First, I would like to say that I have no sympathy for Ratkan Mladic. He has an appalling record, for which he is justly facing eleven charges - SEE HERE. The Srebrenica massacre, which he oversaw, claimed 8000 lives, and he richly deserves to be brought to trial.
But there are certain aspects of this case that make me feel uneasy. The Mladic trial reminds me of the trial of Rudolf Hoss, the Commandant of Auschwitz Concentration Camp. Hoss had overseen the murder of about 1 000 000 people during his reign as camp commandant, a number that dwarfs the number killed by Mladic's merry men. At the end of the war, Hoss was captured, put on trial and hanged at the scene of his crimes - in the camp itself. A Polish survivor of the camp later spoke of his disappointment that only one man had been executed for the murder of so many. He was right - about 8000 to 10 000 men and women had "worked" at Auschwitz. Following the hanging of Hoss, no more than 2 000 Auschwitz "staff" were ever tracked down and punished. This was not an isolated case - many, if not most, SS and Gestapo operatives involved in The Final Solution were never brought to justice - SEE HERE.

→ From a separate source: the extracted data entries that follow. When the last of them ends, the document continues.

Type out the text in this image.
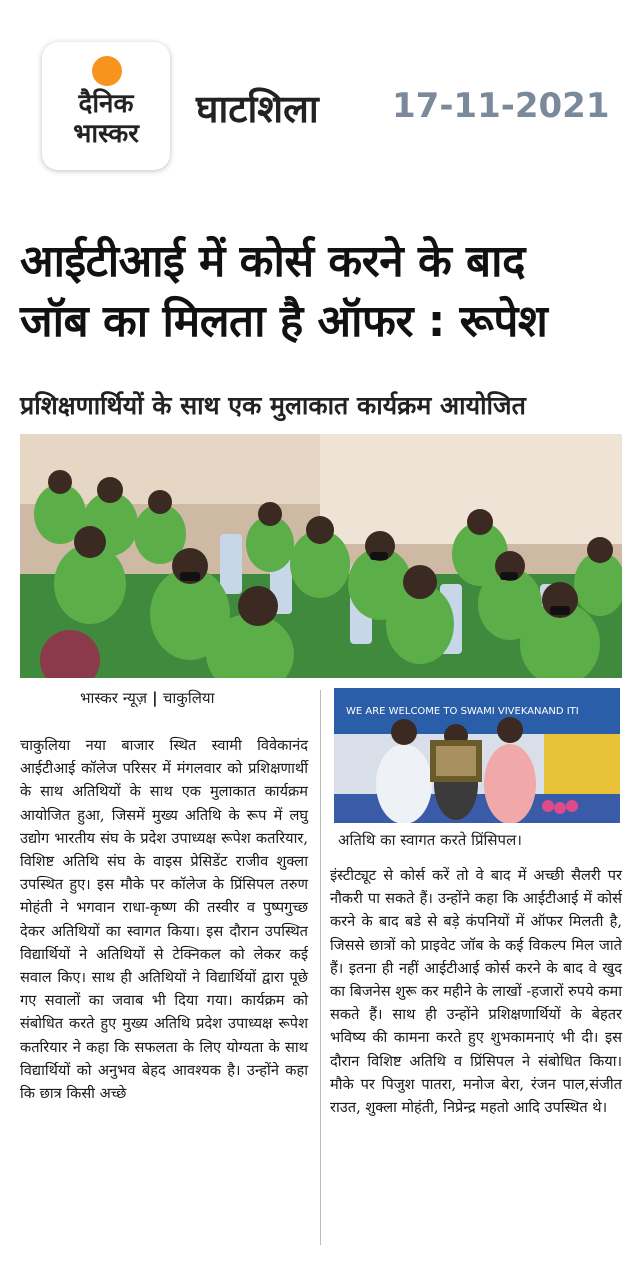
दैनिक
भास्कर
घाटशिला 17-11-2021
आईटीआई में कोर्स करने के बाद
जॉब का मिलता है ऑफर : रूपेश
प्रशिक्षणार्थियों के साथ एक मुलाकात कार्यक्रम आयोजित
भास्कर न्यूज़ | चाकुलिया
चाकुलिया नया बाजार स्थित स्वामी विवेकानंद आईटीआई कॉलेज परिसर में मंगलवार को प्रशिक्षणार्थी के साथ अतिथियों के साथ एक मुलाकात कार्यक्रम आयोजित हुआ, जिसमें मुख्य अतिथि के रूप में लघु उद्योग भारतीय संघ के प्रदेश उपाध्यक्ष रूपेश कतरियार, विशिष्ट अतिथि संघ के वाइस प्रेसिडेंट राजीव शुक्ला उपस्थित हुए। इस मौके पर कॉलेज के प्रिंसिपल तरुण मोहंती ने भगवान राधा-कृष्ण की तस्वीर व पुष्पगुच्छ देकर अतिथियों का स्वागत किया। इस दौरान उपस्थित विद्यार्थियों ने अतिथियों से टेक्निकल को लेकर कई सवाल किए। साथ ही अतिथियों ने विद्यार्थियों द्वारा पूछे गए सवालों का जवाब भी दिया गया। कार्यक्रम को संबोधित करते हुए मुख्य अतिथि प्रदेश उपाध्यक्ष रूपेश कतरियार ने कहा कि सफलता के लिए योग्यता के साथ विद्यार्थियों को अनुभव बेहद आवश्यक है। उन्होंने कहा कि छात्र किसी अच्छे
WE ARE WELCOME TO SWAMI VIVEKANAND ITI
अतिथि का स्वागत करते प्रिंसिपल।
इंस्टीट्यूट से कोर्स करें तो वे बाद में अच्छी सैलरी पर नौकरी पा सकते हैं। उन्होंने कहा कि आईटीआई में कोर्स करने के बाद बडे से बड़े कंपनियों में ऑफर मिलती है, जिससे छात्रों को प्राइवेट जॉब के कई विकल्प मिल जाते हैं। इतना ही नहीं आईटीआई कोर्स करने के बाद वे खुद का बिजनेस शुरू कर महीने के लाखों -हजारों रुपये कमा सकते हैं। साथ ही उन्होंने प्रशिक्षणार्थियों के बेहतर भविष्य की कामना करते हुए शुभकामनाएं भी दी। इस दौरान विशिष्ट अतिथि व प्रिंसिपल ने संबोधित किया। मौके पर पिजुश पातरा, मनोज बेरा, रंजन पाल,संजीत राउत, शुक्ला मोहंती, निप्रेन्द्र महतो आदि उपस्थित थे।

That's my first point. Mladic did not act alone, even if he was in charge. Why are his subordinates- the men who relayed his orders and the men who pulled the triggers- not on trial? To use that dreary Marxist term - this appears to be "tokenism".
Next - let's cast our minds back to the European tribal war of the 90s - aka the breakup of Yugoslavia. We have forgotten how NATO planes bombed Serbian targets in the Spring of 1999, even though it was pretty controversial at the time. No wonder. The bombing struck at Serbia not just militarily, but hit a good many civilian targets. The campaign was supposed to protect the Kosovo non-Serbs from the Serbs and (Tony Blair's words) "prevent an impending humanitarian disaster".
So we were told. In fact the NATO bombing made the situation worse. The actual "ethnic cleansing" only began after the bombing, not before. Who will stand trial for this error of judgement?
NATO violated international law on numerous occasions during the campaign. The UN Security Council's permission is needed to launch miltary action. It was not even requested. The bombing also broke NATO Treaty Article 5, which states that force can only be used in self-defence. Again - where is the trial being held for this?
According to Human Rights Watch, 500 Serbian civilians died during the bombing, and a number of civilian targets were hit, including hospitals, schools and Serbian Radio and Television buildings in Belgrade. Amnesty International said at the time:
"NATO forces violated the laws of war leading to cases of unlawful killings of civilians".
Thousands of unexploded NATO bombs litter the Serbian countryside to this day.
I repeat - I approve the arraignment of Mladic - but should he be tried alone?